Quand Réchungpa habite au Népal avec son maître Tipupa, il est logé à l’étage inférieur. Son maître et sa femme dormaient à l’étage supérieur. Ce sont nos hagiographes qui racontent la suite, résumée par Peter Alan Roberts (je traduis).
« Une nuit, Réchungpa monte doucement à l’étage supérieur pour espionner Tipupa, et voir ce qu’il pratique. Il est découvert par Ma Lotsawa, qui l’accuse de malveillance. La femme de Tipupa [« bharima »] vient à la défense de Réchungpa.[18] Il n’y a pas d’autre mention de la femme, et son rôle dans l’histoire n’est pas très claire. Peut-être (toujours Roberts) est-ce un relief d’une version précédente, car peu après Tipupa cède et initie Réchungpa à la pratique sexuelle. Il n’est pas précisé avec qui, mais au cours de l’initiation officielle, le disciple est censé avoir commerce avec la femme du gourou, après que le gourou l’ait précédé. L’initiation n’était transmise qu’à un seul disciple à la fois, ce qui avait pour nom « transmission unique » (tib. cig brgyud), bien que ce terme ait souvent été mésinterprété comme un lama ne faisant passer la transmission qu’à un seul disciple ».[19]
Pour montrer que ce n’était pas seulement les pratiques sexuelles qui étaient contestées dans les pratiques Newar, que Réchungpa auraient apportées à Milarepa, l'histoire sur la Répentance de Rechungpa dans la Vie de Milarepa par Tsangnyeun relate comment, en absence de Rechungpa, Milarepa feuillete les textes ramenés par lui du Népal et en brûle la plus grande partie, en priant les Protecteurs du Dharma de « détruire tous les livres hérétiques de mantras malveillants qui nuiront à la Doctrine et aux êtres »[20]. Les Annales Bleus nous donnent une idée sur le genre de mantras que Milarepa aurait pu craindre. Rechungpa aurait été en possession d'un mantra maléfique capable de dérober la vie[21] et, craignant lui-même que ce mantra sera néfaste, il l’aurait caché. Lisez entre les lignes afin de pouvoir être retrouvé plus tard comme un terma[22]. L'autodafé de Milarepa aurait rendu furieux Rechungpa, mais lorsque les textes des ḍākinī informelles furent reconstitués miraculeusement, il s’apaisa.

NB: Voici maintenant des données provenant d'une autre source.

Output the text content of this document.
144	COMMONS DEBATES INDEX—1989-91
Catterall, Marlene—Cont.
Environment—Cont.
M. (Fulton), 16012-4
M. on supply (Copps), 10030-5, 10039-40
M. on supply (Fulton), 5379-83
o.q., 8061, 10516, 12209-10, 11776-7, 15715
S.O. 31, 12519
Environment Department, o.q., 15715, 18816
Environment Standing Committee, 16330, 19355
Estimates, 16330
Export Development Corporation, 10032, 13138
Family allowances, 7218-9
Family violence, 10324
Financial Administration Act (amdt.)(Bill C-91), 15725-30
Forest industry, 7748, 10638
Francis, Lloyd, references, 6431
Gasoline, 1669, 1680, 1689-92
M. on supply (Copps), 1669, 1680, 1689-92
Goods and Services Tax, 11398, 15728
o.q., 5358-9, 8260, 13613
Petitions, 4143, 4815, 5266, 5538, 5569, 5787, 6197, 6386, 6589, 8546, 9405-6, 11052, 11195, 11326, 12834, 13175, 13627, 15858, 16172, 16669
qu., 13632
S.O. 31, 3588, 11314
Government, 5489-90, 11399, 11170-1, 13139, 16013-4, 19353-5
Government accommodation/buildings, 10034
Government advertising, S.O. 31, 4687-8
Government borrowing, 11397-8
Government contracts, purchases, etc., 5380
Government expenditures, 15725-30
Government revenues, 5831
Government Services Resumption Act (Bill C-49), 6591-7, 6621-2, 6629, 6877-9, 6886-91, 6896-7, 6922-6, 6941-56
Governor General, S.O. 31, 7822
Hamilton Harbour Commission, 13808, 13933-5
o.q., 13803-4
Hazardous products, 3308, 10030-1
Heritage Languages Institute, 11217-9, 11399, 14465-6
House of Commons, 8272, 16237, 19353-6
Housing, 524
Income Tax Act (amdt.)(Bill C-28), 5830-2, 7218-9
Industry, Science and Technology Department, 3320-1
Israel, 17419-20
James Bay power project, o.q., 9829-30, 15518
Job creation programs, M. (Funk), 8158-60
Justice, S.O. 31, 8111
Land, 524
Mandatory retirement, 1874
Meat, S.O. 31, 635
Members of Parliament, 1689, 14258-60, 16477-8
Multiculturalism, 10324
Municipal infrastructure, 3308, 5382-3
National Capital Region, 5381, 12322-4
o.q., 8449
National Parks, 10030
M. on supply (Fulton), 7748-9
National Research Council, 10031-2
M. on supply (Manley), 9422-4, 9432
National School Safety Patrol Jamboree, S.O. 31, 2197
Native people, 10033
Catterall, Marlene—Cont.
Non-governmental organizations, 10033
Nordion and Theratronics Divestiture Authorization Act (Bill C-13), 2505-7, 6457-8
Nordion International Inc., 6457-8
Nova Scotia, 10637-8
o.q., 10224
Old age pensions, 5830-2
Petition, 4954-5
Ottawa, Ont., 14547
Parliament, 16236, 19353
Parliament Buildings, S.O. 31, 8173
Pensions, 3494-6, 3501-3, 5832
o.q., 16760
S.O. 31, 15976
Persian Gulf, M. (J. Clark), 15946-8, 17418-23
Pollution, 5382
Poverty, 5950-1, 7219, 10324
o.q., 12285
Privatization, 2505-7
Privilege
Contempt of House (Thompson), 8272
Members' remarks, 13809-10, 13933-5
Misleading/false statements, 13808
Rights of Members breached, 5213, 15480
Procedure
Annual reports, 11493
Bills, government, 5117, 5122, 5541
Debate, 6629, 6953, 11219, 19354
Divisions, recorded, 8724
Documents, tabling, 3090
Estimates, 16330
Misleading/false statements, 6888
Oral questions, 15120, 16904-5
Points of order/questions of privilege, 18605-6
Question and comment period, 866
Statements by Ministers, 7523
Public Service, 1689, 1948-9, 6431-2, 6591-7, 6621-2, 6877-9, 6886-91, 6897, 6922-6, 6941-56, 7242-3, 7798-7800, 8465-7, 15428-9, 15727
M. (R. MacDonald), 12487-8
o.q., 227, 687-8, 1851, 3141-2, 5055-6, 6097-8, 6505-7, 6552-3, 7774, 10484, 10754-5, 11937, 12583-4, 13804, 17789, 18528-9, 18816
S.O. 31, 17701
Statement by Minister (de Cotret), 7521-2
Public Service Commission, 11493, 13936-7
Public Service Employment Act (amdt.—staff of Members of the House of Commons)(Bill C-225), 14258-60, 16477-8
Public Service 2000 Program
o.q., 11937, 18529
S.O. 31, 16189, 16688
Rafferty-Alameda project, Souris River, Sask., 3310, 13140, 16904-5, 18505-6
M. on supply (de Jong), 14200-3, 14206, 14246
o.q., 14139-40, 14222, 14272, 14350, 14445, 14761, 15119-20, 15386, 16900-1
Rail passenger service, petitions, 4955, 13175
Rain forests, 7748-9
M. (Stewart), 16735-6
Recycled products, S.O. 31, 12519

Les textes brûlés par Milarepa, ont été reconstitué miraculeusement (sans doute quelques siècles plus tard) et le mantra maléfique que Réchungpa aurait caché sera retrouvé comme un terma ultérieurement. La transmission de Réchungpa fut ainsi "sauvée".

Exemple d'un autre texte attribué à Milarepa. Réponse de Milarepa à la question s'il avait eu Dagméma, la femme de Marpa, pour partenaire. Il s'agit principalement de propos attribués à Milarepa quelques siècles après sa mort.

***

[1] Répertoriées par Torricelli et Sangye Tendar Naga dans The Life of the Mahāsiddha Tilopa

[2] Marpa, Maître de Milarépa, Sa vie, ses chants, trad. Christian Charrier, éd. Claire Lumière

[3] Disciple du deuxième Droukchen kun dga' dpal 'byor (1428-1476), qui fut un des maîtres de Tsangnyeun Heruka (1452-1507).

[4][4] Grâce à son père Marpa le traducteur, Dodé parla un peu « la langue indienne ». p. 194

[5] Vie de Marpa, p. 194

[6] Mgur ’bum p. 397-401

[7] Dans The Life of Milarepa (2010) de Tsangnyon Heruka, traduit par Andrew Quintman, on trouve un autre spin off du rôle de Bharima, qui semble avoir particulièrement inspiré Tsangnyeun.

[8] Suite à cette épisode, toujours selon ‘Gos lo, le 1er karmapa se serait rendu auprès de Rechungpa à Lo re et aurait reçu de lui les Six yogas de Nāropa, l'application de sessions de pratique de méditation (thun 'jog ) et toutes les instructions de Nāropa et de Maitrīpa. Rechungpa lui aurait transmis toutes les instructions pratiques (dmar khrid ) du chemin des expédients (thabs lam) et le 1er Karmapa reconnut (ngo 'phrod pa) la gnose consubstantielle de la félicité vide, comme s'il se regarda dans une glace.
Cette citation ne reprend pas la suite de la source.